Montag , 26. Oktober 2020
Tönnies hat für seine Mitarbeiter in Quarantäne beim Landschaftsverband Westfalen-Lippe Anträge zur Erstattung von Lohnkosten gestellt. Quelle: David Inderlied/dpa

Tönnies beantragt Lohnkostenerstattung vom Land

Tausende Mitarbeiter wurden nach dem Corona-Ausbruch bei Tönnies durch das Gesundheitsamt unter Quarantäne gestellt. Nun hat das Unternehmen für Mitarbeiter in Quarantäne Anträge zur Erstattung von Lohnkosten gestellt. Die Anträge werden nun geprüft.
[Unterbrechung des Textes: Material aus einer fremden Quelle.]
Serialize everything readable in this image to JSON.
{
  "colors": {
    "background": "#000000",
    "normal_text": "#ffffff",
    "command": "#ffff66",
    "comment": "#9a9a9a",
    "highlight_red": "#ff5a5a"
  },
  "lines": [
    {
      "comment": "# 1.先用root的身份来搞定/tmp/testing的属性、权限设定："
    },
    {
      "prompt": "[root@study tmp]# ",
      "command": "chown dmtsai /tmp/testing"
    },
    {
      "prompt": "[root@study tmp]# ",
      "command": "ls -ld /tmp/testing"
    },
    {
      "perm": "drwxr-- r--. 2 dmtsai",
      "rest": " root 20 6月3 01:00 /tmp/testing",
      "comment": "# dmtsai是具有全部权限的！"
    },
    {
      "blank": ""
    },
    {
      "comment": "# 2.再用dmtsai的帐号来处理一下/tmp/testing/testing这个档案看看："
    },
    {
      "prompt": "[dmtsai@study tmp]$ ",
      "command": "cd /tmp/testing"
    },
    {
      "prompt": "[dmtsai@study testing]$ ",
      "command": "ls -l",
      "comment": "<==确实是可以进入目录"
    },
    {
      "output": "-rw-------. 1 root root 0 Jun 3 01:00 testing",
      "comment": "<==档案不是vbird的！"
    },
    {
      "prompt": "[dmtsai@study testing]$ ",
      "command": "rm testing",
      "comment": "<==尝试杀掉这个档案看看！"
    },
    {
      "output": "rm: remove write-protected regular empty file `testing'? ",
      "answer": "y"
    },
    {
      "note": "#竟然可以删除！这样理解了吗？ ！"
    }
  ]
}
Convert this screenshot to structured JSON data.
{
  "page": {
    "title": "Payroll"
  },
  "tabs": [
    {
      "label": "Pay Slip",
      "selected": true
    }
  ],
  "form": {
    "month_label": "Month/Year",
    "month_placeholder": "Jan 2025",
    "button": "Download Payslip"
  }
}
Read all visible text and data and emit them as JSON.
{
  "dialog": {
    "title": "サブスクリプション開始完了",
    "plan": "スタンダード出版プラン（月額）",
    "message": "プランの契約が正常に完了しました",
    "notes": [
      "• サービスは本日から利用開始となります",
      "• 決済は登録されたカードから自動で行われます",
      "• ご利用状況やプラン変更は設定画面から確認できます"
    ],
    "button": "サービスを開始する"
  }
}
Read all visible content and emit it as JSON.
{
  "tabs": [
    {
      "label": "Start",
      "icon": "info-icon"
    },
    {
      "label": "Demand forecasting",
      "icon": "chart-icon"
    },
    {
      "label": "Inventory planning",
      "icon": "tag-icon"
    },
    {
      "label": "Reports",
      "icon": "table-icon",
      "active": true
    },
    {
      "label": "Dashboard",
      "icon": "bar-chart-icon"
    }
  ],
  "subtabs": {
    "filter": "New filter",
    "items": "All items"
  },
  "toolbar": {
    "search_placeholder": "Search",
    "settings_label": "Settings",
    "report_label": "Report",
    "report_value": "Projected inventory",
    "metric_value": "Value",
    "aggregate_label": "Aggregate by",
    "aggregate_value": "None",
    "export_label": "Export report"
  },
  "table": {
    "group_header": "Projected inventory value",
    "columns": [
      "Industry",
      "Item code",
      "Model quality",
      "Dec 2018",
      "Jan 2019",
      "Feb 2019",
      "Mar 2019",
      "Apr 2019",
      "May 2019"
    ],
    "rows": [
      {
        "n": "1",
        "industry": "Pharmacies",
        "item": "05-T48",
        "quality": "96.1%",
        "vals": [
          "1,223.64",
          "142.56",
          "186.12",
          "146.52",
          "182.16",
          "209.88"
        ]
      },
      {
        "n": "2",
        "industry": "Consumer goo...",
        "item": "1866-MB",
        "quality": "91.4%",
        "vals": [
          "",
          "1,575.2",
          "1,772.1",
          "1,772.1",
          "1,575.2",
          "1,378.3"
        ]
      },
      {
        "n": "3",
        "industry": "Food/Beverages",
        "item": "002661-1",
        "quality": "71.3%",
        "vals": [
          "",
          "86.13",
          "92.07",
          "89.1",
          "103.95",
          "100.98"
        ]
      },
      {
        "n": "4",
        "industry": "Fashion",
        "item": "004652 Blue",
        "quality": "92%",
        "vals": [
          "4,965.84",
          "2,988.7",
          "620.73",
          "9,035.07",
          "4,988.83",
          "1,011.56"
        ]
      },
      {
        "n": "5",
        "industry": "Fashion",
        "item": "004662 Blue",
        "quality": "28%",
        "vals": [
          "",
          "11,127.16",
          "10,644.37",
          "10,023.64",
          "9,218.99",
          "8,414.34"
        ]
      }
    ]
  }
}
Mehr als Tausend Mitarbeiter des Fleischkonzerns Tönnies haben sich mit dem Coronavirus infiziert, Tausende wurden vom örtliche Gesundheitsamt unter Quarantäne gestellt. Nun haben Tönnies und weitere Subunternehmer für ihre Mitarbeiter in Quarantäne beim Landschaftsverband Westfalen-Lippe (LWL) Anträge zur Erstattung von Lohnkosten gestellt. Die ”Neuen Westfälischen” (NW) hatte darüber berichtet.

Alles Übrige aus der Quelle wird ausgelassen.